El Paso, Navajos Reach Accord On Pipeline Pay
A years-long fight between the Navajo Nation and El Paso Natural Gas Co. over a pipeline right of way easement was settled last month with a deal that will pay the tribe about $350 million over 20 years. According to the Associated Press, that is more than 10 times what the previous lease brought in for the tribe, which expired in 2005.

El Paso, which operates 900 miles of pipeline on the reservation, will pay the tribe $18 million a year for the lease that expires in 2025. The previous lease signed in the mid-1980s was valued at $29 million. The parties apparently reached a middle ground between El Paso’s previous offer of about $200 million for the 20-year deal and the $440 million the tribe argued the lease was worth.

Under the renewal, El Paso will contribute $50,000 a year to a scholarship fund for Navajo students. The company won an option to operate an additional 300 miles of pipeline and acquire up to 20 acres for facilities. The pipeline delivers gas from Texas, New Mexico and Oklahoma to western markets.

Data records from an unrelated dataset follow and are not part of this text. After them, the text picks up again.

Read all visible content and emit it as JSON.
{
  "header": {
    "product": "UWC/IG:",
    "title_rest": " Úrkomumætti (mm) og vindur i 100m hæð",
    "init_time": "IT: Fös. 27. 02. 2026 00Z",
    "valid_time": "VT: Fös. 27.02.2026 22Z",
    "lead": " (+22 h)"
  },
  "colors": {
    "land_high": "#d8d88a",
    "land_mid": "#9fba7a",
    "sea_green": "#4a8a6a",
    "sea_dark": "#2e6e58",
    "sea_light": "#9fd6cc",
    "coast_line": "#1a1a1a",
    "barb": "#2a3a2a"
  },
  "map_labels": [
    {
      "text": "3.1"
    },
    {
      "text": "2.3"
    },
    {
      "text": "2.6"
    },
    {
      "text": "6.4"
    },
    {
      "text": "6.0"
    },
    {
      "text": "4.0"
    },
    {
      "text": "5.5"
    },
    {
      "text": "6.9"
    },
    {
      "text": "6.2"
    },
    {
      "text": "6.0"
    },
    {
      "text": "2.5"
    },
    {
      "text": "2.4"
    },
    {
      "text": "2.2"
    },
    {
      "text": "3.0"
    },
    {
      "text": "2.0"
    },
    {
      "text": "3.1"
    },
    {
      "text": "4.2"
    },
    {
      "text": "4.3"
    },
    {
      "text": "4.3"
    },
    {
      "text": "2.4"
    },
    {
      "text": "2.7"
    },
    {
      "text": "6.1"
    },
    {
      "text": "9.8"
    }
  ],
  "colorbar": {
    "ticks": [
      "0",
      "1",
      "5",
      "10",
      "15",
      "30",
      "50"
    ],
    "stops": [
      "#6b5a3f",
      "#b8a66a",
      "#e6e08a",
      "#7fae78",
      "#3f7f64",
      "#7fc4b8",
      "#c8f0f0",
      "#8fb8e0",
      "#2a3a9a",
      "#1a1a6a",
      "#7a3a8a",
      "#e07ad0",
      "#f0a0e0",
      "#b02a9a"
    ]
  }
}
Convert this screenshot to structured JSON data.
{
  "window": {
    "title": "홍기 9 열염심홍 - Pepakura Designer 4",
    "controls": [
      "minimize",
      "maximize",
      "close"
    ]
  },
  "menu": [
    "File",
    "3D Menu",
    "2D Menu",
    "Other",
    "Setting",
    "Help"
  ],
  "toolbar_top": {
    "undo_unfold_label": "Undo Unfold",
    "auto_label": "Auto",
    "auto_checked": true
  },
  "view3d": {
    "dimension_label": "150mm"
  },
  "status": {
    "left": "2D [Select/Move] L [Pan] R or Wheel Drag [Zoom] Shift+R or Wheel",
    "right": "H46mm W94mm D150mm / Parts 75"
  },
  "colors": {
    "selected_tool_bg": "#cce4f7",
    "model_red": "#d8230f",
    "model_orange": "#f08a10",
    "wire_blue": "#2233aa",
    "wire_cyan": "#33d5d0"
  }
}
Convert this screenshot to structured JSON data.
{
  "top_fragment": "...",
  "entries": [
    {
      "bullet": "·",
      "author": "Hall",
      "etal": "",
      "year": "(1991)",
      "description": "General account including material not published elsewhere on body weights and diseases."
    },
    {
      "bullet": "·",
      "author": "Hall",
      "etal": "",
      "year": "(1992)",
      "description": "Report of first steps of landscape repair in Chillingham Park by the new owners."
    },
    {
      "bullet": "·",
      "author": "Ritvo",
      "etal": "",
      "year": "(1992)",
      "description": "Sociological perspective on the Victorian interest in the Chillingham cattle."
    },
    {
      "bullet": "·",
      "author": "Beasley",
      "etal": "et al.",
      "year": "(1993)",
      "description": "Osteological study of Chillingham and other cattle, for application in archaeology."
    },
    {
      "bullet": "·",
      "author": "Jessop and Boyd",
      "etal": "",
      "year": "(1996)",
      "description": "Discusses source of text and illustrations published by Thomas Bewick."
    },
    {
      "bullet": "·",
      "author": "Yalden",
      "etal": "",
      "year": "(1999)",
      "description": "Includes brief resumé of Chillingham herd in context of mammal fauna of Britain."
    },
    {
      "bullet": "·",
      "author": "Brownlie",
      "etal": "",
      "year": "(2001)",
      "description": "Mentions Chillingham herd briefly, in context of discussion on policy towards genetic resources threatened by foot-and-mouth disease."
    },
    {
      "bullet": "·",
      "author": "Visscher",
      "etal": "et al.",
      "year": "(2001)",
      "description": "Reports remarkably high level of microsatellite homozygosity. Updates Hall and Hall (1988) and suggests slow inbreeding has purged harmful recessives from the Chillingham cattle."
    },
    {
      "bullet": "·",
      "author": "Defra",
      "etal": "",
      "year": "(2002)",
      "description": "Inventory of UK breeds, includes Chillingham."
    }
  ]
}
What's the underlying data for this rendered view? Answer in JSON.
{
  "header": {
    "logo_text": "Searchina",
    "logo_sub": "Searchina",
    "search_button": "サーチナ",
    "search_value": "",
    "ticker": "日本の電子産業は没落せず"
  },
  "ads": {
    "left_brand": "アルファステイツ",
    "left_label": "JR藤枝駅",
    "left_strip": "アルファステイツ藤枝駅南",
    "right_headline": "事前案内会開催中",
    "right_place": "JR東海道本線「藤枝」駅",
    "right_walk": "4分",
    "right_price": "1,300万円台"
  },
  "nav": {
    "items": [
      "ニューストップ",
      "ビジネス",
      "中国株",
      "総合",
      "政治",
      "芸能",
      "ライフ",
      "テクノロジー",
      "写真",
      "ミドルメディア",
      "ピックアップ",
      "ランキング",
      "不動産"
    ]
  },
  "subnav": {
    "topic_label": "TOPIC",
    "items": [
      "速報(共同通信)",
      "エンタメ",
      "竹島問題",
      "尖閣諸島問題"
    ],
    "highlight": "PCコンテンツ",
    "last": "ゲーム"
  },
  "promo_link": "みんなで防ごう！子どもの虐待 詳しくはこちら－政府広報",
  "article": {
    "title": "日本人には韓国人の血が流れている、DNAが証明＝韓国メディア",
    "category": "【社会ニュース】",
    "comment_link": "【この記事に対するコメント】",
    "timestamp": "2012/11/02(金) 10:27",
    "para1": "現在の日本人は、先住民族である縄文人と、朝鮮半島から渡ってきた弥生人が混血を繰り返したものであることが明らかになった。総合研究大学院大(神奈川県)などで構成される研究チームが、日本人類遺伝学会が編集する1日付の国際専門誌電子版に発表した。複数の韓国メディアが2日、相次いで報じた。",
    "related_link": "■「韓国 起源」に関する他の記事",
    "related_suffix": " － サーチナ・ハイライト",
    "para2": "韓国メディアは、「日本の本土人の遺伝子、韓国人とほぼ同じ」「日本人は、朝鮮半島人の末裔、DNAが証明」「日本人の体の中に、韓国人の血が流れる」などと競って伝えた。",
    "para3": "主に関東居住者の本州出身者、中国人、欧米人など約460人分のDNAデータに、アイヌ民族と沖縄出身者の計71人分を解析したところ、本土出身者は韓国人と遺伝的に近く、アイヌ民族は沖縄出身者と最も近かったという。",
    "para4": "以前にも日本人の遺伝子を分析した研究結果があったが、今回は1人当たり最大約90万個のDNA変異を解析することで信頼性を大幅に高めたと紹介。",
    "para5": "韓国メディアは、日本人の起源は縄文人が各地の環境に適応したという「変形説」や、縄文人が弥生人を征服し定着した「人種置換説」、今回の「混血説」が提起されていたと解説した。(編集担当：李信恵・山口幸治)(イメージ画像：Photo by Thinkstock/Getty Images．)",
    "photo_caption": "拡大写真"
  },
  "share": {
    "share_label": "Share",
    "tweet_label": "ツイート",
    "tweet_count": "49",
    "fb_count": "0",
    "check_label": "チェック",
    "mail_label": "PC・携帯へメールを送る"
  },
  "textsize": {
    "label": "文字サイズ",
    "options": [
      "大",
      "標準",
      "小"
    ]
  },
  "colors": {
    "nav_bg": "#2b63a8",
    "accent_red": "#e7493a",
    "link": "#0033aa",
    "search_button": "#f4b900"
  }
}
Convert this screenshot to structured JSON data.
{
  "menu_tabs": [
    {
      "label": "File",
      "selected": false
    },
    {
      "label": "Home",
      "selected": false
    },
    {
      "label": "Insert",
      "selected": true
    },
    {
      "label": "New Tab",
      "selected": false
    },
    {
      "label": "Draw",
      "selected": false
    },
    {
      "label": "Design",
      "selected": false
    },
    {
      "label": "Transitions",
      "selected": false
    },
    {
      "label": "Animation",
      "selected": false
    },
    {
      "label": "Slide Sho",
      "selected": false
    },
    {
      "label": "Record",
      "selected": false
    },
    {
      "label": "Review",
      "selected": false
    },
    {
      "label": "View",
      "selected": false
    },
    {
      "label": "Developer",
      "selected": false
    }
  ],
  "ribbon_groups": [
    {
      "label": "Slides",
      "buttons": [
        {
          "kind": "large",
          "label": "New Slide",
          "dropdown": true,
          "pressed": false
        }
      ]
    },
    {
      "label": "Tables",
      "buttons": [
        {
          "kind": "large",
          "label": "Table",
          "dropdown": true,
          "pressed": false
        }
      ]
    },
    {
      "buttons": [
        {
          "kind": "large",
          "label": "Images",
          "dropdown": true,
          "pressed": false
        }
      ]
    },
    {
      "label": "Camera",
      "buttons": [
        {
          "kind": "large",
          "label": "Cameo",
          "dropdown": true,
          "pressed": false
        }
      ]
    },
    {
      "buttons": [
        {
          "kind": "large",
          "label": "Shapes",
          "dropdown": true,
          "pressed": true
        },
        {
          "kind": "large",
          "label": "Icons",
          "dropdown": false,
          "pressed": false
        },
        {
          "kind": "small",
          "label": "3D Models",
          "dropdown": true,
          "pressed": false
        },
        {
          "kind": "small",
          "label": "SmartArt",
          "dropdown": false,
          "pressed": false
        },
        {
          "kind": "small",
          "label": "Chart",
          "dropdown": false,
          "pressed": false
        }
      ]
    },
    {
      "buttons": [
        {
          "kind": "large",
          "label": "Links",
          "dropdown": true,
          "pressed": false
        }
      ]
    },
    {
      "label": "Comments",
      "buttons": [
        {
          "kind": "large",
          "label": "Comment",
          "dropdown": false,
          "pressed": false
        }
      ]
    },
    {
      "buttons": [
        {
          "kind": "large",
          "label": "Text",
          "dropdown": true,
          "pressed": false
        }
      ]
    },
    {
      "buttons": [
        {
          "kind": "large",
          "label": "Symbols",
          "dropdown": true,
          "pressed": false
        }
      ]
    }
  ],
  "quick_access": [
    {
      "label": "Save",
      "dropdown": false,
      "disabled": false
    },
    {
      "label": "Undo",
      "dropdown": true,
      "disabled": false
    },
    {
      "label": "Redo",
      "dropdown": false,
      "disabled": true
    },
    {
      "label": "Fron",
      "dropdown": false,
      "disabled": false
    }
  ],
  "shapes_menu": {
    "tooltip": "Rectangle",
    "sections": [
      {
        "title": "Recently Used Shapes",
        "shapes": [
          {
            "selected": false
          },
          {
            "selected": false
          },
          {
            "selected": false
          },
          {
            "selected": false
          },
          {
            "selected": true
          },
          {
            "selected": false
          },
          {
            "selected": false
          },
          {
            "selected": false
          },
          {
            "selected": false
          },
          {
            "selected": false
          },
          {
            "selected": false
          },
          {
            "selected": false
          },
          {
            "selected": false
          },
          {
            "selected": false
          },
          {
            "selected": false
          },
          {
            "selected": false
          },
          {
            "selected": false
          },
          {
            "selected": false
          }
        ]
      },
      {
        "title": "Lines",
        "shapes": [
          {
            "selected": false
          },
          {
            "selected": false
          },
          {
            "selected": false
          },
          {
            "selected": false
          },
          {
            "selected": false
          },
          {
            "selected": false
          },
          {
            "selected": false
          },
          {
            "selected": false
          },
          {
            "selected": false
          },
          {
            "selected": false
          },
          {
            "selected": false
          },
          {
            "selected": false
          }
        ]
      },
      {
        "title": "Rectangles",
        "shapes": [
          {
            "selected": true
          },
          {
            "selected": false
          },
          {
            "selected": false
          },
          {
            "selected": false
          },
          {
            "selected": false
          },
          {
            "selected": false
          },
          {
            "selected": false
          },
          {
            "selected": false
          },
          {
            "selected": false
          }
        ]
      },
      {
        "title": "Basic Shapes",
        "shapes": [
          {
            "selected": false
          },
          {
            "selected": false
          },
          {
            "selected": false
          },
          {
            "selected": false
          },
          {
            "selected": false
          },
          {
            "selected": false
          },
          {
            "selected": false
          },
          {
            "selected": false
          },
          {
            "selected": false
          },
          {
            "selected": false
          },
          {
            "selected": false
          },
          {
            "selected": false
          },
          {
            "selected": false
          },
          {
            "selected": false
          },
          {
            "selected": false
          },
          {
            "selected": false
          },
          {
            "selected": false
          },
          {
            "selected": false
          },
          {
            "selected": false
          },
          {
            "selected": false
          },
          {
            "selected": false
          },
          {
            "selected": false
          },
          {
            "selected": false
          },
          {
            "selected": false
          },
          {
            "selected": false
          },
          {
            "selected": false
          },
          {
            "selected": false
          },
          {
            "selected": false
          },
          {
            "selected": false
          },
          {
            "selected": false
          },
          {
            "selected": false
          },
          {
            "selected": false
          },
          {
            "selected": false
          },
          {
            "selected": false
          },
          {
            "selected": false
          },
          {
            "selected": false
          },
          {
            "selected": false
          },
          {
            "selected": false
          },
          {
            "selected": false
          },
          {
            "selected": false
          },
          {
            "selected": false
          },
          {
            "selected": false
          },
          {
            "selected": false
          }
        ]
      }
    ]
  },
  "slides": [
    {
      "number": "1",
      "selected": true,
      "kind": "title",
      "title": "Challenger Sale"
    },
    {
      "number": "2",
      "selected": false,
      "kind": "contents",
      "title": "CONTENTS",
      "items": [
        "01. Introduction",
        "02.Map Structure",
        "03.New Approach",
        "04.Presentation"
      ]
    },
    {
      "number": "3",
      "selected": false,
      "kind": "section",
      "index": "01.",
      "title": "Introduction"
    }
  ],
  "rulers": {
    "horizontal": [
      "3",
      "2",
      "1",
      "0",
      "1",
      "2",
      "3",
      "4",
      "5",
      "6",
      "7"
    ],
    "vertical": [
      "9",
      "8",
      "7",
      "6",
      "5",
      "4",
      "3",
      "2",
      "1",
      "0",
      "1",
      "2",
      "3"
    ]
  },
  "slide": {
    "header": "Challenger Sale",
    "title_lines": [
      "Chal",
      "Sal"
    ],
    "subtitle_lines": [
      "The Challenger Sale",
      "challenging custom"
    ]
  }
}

Atlas Pipeline Partners Names New President/CEO
Atlas Pipeline Partners, L.P. has appointed Eugene N. Dubay as President/CEO, replacing Michael Staines and Edward Cohen, respectively. Staines, who will continue to serve as a director of the partnership and who is an executive vice president of Atlas America, Inc., the parent company of the partnership’s general partner, will now focus on opportunities in Appalachia, particularly with respect to the Marcellus Shale. Cohen will remain chairman of the partnership’s board and CEO of Atlas America, Inc.

Dubay will also serve as president/CEO of Atlas Pipeline Mid-Continent, LLC, the partnership’s Tulsa, OK-subsidiary that conducts pipeline and processing activities, particularly in Oklahoma and Texas. He succeeds Robert Firth, who will focus on strategic planning and opportunities as president/COO of Atlas Pipeline Holdings GP, LLC, the general partner of Atlas Pipeline Holdings, LP.

Dubay was COO of Continental Energy Systems (successor to SEMCO Energy) beginning in 2003. Earlier, he held executive-level positions at ONEOK, Inc and Southern Union Co. He has more than 20 years experience in midstream assets and utilities operations, strategic acquisitions, regulatory affairs and finance.